BattleTech Record Sheets are a series of game supplements published by FASA in 1996 for the wargame BattleTech.

Contents
BattleTech Record Sheets are a series of record sheets for mecha and military vehicles. BattleTech Record Sheets 3025 & 3026 has 224 pages of over 200 records compiled from BattleTech Technical Readout: 3025 and BattleTech Technical Readout: 3026, while BattleTech Record Sheets 3055 & 3058 has 256 pages and 250 sheets compiled from BattleTech Technical Readout: 3055 and BattleTech Technical Readout: 3058. All sheets are hole-punched for five-ring binders, and the pages are perforated along the spine.

Reception
In the May 1996 edition of Arcane (Issue 6), Jim Swallow was ambivalent about the record sheets, pointing out that "The cover art is nice, but these are nothing to get excited about - they're books of record sheets.

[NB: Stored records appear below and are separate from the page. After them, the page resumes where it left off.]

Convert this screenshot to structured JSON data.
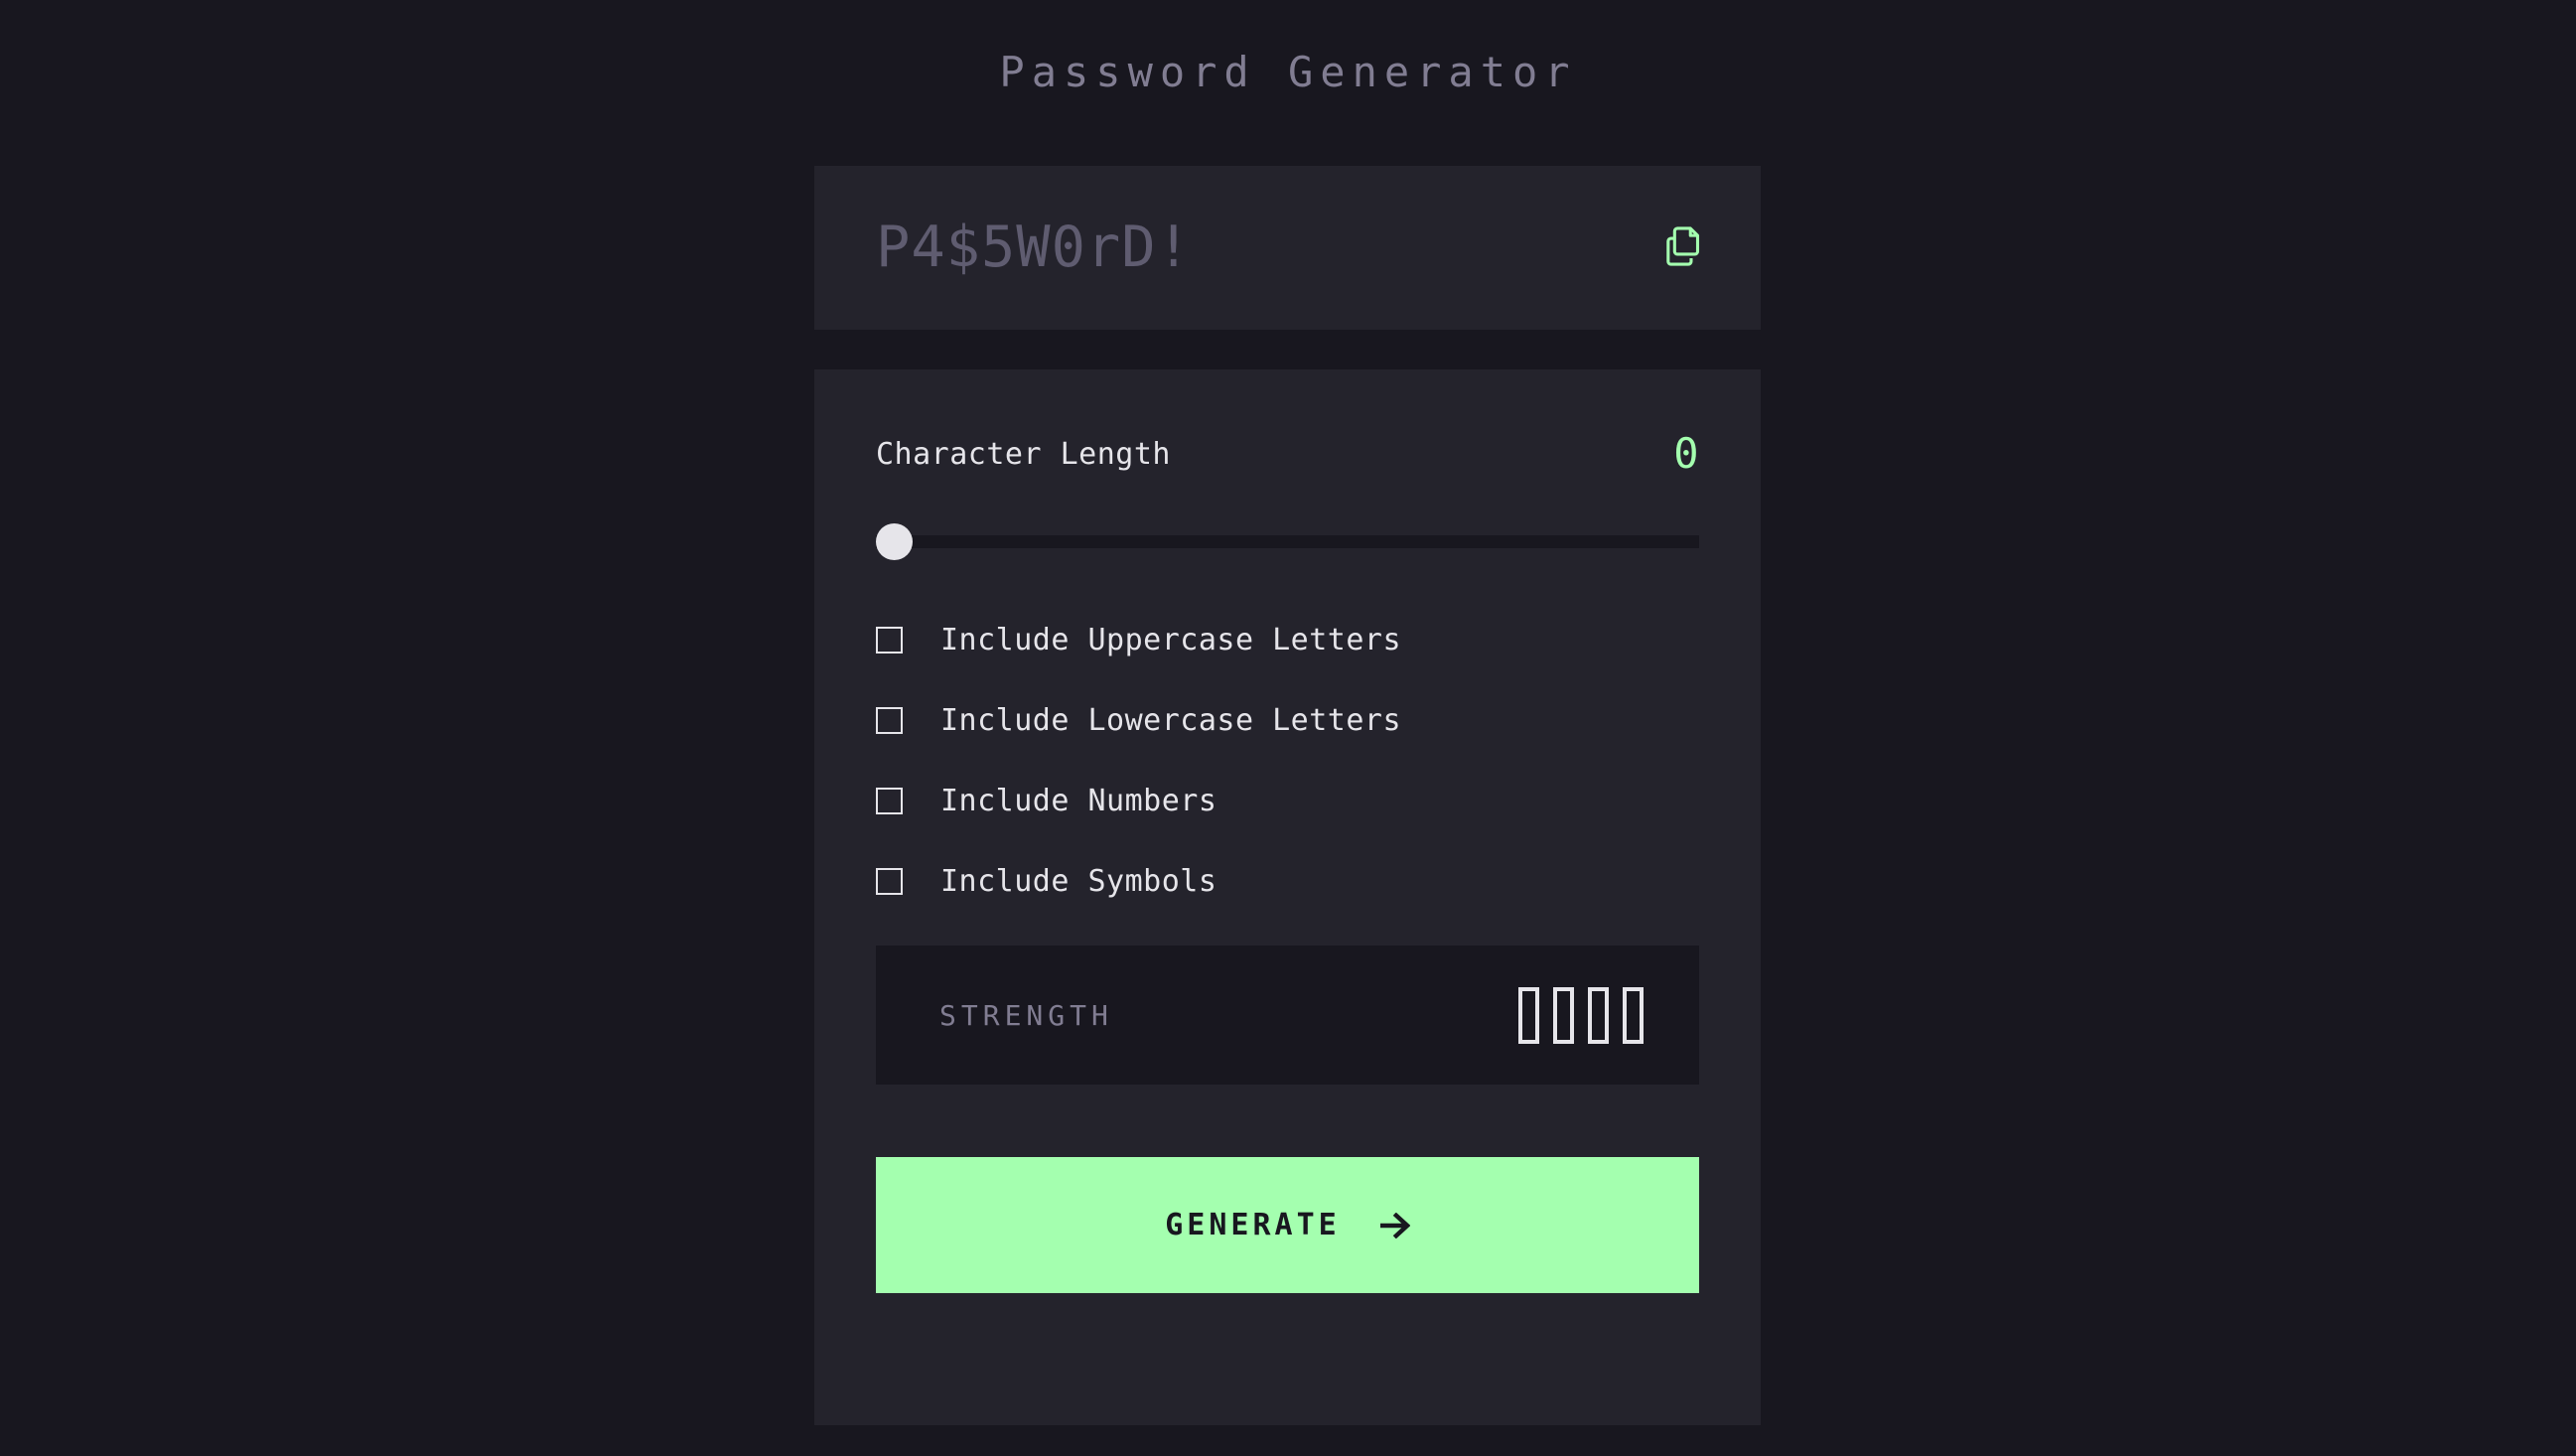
{
  "page": {
    "title": "Password Generator",
    "background_color": "#18171F",
    "card_color": "#24232C",
    "accent_color": "#A4FFAF",
    "text_color": "#E6E5EA",
    "muted_text_color": "#817D92"
  },
  "password_display": {
    "value": "P4$5W0rD!",
    "is_placeholder": true,
    "copy_icon": "copy-icon",
    "copy_icon_color": "#A4FFAF"
  },
  "character_length": {
    "label": "Character Length",
    "value": "0",
    "value_color": "#A4FFAF",
    "slider": {
      "min": 0,
      "max": 20,
      "current": 0,
      "fill_percent": 0,
      "thumb_color": "#E6E5EA",
      "track_color": "#18171F"
    }
  },
  "options": [
    {
      "id": "uppercase",
      "label": "Include Uppercase Letters",
      "checked": false
    },
    {
      "id": "lowercase",
      "label": "Include Lowercase Letters",
      "checked": false
    },
    {
      "id": "numbers",
      "label": "Include Numbers",
      "checked": false
    },
    {
      "id": "symbols",
      "label": "Include Symbols",
      "checked": false
    }
  ],
  "strength": {
    "label": "STRENGTH",
    "rating": "",
    "bars_total": 4,
    "bars_filled": 0,
    "bar_outline_color": "#E6E5EA"
  },
  "generate": {
    "label": "GENERATE",
    "arrow_icon": "arrow-right-icon",
    "background_color": "#A4FFAF",
    "text_color": "#18171F"
  }
}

You can get exactly the same thing in a few minutes with the basic rules, a pencil and a copy of the relevant BattleTech Technical Readout." Swallow gave the sheets a below average rating of 4 out of 10.

In the June 1996 edition of Dragon (Issue 230), Rick Swan thought that because the sheets covered so many different vehicles, "this may be the bext value in the history of the hobby!"